The dwarfs felt partly responsible for the run of bad luck that the BoyStarz had endured because it was they who had ruined the filming of the video for the BoyStarz’s Christmas single “Love Is Like a Castle (Built for Two).” They had done this by taking bits of the castle in question and flinging them from the battlements until the castle built for two looked like a shed built for one. When the dwarfs had decided to set up a talent agency with Dan, it seemed only right and proper that they should try to find work for the BoyStarz. So far, the only work they’d found for them was in a hamburger restaurant, and even then they’d lasted only a day because they insisted on singing about how love was like a lettuce leaf, or a chicken nugget, or a bun.

“All right, boys,” said Jolly, “the song’s had enough. Time to put it out of its misery.”

The BoyStarz stopped wailing.

“Has you got work for us?” asked Gemini.

“Is we going to be stars again?” asked Twinkle. As he said the word stars, he tossed fairy dust in the air.

“Where do they get that fairy dust from?” asked Angry. “They never seem to run out, do they?”

“I’ve searched their cell—I mean, their room —and I can’t find a trace of it,” said Dan. “I think they just produce it from their pores, like sweat.”

“What are you feeding them?” asked Dozy.

“Mostly cheese.”

“Well, that doesn’t explain it. Whatever you get from eating lots of cheese isn’t going to look like fairy dust, or smell like it either.”

“When is we going to sing again?” asked Starlight.

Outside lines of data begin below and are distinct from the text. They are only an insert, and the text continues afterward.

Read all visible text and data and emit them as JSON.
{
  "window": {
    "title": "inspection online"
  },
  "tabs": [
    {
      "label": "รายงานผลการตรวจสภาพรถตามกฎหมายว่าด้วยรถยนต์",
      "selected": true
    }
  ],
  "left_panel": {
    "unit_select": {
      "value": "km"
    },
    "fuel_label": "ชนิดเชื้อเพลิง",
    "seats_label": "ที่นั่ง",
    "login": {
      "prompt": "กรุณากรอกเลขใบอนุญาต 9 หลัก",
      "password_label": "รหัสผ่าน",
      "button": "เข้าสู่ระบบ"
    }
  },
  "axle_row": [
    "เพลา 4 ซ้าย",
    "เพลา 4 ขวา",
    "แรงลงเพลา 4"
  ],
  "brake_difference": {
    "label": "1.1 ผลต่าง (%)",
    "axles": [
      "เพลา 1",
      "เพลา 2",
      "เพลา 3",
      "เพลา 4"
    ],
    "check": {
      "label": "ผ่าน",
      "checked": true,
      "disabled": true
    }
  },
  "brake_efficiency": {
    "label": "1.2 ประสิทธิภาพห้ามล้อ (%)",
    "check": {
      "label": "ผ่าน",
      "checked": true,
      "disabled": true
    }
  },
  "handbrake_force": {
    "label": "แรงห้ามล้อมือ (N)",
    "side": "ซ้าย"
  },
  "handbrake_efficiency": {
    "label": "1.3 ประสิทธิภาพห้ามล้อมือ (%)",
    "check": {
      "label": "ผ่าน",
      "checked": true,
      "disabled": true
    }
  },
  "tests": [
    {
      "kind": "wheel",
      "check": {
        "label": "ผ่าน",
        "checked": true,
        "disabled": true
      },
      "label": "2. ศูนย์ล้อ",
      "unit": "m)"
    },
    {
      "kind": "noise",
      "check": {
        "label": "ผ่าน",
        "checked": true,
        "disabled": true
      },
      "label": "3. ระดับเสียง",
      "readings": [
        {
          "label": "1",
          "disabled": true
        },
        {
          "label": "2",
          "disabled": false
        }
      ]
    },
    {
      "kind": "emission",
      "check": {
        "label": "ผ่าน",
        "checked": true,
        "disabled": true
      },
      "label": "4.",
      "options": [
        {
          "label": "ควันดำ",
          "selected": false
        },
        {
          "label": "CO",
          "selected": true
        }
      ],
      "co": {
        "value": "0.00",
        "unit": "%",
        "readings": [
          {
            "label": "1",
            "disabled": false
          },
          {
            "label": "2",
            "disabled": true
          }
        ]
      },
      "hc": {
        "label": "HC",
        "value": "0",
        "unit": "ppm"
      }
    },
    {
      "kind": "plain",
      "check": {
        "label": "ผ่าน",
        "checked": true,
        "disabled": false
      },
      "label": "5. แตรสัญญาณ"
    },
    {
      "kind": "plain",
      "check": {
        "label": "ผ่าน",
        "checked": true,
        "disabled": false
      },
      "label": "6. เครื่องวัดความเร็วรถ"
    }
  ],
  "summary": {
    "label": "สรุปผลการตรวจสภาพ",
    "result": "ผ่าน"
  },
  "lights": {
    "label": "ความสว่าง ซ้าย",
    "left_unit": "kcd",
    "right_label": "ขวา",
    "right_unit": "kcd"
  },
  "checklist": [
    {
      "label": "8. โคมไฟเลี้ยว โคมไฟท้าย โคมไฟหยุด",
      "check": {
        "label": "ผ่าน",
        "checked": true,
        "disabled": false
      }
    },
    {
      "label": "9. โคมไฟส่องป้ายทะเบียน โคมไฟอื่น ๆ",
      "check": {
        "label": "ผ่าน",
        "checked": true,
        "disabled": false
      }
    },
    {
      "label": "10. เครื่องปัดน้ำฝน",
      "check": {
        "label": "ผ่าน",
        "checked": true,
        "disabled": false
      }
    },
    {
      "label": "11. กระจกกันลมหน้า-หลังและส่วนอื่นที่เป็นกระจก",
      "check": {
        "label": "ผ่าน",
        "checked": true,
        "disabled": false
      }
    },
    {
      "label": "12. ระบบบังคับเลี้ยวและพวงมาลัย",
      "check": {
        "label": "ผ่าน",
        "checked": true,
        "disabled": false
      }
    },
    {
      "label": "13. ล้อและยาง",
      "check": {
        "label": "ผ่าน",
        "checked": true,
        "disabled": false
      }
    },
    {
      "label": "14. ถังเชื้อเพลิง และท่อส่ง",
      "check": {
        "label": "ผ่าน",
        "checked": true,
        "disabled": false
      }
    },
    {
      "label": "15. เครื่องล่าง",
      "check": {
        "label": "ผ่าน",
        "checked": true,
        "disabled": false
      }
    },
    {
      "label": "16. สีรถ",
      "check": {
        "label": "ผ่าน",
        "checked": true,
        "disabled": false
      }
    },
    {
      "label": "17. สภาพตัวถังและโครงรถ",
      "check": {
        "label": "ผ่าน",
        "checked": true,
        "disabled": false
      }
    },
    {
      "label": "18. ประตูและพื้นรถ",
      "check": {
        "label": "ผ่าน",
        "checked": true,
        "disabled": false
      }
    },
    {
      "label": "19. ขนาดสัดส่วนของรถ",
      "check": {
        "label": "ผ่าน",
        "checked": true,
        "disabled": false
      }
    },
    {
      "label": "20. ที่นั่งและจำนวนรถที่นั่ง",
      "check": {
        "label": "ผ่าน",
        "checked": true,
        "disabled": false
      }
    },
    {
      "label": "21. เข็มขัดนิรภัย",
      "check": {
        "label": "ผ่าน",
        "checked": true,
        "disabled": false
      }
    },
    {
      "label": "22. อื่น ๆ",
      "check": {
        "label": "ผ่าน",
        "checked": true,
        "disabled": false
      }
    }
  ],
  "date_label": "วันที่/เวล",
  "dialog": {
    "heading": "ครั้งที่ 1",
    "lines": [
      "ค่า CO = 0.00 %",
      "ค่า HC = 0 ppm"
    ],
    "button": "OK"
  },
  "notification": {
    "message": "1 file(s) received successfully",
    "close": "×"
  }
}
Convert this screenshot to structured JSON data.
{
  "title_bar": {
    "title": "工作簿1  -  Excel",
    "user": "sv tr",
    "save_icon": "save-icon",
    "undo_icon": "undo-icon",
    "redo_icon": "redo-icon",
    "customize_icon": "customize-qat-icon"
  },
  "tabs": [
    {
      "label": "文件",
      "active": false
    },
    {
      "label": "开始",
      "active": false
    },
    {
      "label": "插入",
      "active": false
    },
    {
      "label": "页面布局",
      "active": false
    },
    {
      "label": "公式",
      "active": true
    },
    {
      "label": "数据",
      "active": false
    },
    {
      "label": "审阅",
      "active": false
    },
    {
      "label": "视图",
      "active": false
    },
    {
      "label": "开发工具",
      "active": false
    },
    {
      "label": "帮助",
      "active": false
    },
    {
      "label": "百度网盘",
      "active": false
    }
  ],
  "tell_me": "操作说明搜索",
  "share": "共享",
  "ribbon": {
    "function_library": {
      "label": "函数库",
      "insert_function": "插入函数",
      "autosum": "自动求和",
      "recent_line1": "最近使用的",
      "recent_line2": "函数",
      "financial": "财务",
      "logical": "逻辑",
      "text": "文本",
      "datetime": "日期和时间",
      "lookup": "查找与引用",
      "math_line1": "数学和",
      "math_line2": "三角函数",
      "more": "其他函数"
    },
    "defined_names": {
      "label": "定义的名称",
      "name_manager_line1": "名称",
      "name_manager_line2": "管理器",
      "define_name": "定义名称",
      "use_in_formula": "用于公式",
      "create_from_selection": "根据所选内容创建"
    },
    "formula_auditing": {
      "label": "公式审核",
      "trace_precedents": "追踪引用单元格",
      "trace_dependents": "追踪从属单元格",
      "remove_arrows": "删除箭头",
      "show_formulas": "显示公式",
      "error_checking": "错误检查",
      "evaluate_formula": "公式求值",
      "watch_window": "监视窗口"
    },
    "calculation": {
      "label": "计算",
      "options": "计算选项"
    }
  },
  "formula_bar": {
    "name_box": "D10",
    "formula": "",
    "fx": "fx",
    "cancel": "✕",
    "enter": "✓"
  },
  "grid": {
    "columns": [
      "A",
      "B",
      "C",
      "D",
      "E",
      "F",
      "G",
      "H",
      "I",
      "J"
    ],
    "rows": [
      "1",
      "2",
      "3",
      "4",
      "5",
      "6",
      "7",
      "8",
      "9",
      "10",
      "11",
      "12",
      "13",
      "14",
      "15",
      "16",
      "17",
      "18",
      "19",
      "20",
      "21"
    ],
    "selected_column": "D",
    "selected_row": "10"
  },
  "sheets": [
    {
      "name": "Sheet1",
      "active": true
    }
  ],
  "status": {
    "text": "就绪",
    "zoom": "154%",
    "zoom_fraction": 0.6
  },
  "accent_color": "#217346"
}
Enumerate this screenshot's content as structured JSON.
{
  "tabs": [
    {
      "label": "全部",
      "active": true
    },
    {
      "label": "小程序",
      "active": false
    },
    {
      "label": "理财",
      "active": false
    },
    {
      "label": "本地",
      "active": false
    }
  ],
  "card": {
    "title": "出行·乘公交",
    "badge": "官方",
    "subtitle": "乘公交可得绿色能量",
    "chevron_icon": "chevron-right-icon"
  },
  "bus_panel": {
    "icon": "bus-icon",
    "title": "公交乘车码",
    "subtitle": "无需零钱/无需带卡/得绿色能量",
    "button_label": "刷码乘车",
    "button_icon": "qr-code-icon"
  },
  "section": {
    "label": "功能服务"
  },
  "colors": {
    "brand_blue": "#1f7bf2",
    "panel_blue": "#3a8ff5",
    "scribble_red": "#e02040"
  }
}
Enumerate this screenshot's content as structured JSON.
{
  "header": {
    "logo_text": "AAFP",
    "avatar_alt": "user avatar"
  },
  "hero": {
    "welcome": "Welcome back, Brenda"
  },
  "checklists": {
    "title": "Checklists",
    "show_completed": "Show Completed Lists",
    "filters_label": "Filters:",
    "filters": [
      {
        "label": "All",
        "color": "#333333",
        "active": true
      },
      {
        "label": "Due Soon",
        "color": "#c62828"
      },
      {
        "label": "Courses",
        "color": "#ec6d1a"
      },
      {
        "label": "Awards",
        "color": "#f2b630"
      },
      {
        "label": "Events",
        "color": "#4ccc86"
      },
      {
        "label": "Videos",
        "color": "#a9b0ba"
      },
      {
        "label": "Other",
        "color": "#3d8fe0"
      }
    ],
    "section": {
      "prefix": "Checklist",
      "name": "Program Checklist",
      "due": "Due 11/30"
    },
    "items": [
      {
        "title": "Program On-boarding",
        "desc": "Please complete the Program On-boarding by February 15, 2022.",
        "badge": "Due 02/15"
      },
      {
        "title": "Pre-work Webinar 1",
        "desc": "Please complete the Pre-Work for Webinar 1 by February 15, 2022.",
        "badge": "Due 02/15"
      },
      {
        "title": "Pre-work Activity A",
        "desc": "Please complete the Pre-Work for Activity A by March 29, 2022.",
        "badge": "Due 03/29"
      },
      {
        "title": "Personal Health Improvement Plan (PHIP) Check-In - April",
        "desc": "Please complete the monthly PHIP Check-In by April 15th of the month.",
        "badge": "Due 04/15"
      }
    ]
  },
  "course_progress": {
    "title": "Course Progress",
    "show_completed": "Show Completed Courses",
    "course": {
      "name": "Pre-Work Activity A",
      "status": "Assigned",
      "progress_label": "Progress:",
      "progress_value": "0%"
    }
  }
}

“What does he mean, ‘again’?” asked Jolly. “And why can’t they tell singular from plural?”

“I think they’re becoming a single entity,” said Dan. “Except for Phil, of course.”

“Ah.”

They all looked at Phil, who bore the same relationship to the other three as an emu might to three ducks. Every boy band had to have someone who looked like Phil in it. It was a rule.

“What are we going to do with them?” said Angry. “We can’t keep them down here forever. Eventually somebody is going to come looking for them.”

“Really?” asked Jolly.

Angry thought about it.

“Possibly not,” he said. “Still, we have to find something for them to do or else we’ll just end up with four old people living in our basement who can’t sing, smell of cheese, and appear to be made partly of fairy dust.”

There was a soft thud from above them as a copy of the Biddlecombe Evening Crier dropped through the letter box.

“Maybe there’ll be a job for them in the newspaper,” said Dozy.

“Unky,” said Mumbles.

“You’re right,” said Dozy, “it is highly unlikely, but you never know. Sometimes good things happen to good people.”

“And what about us?” said Angry.

“Sometimes good things happen to us, too,” said Dozy, “although only by mistake. Or through theft.”

They closed the door on the BoyStarz.

“Good-bye, little men,” said a voice. It might have been Starlight’s. Nobody knew for certain. They all looked the same.

Except for Phil.

And through the door came the sound of four voices singing loudly, if not terribly well, about how love was like a little man.

• • •

The dwarfs sat in Dan’s office and thought about their future. It looked bleak.

“This is terrible,” said Jolly. “We’re broke, and we have a talent-free talent agency.”

“Maybe we could sell the BoyStarz into slavery,” said Angry.

“They wouldn’t make very good slaves,” said Jolly. “They’re too delicate. Except for Phil.”

He looked at Dan.

“So?” he said. “Is there by any chance a job for the BoyStarz in the newspaper?”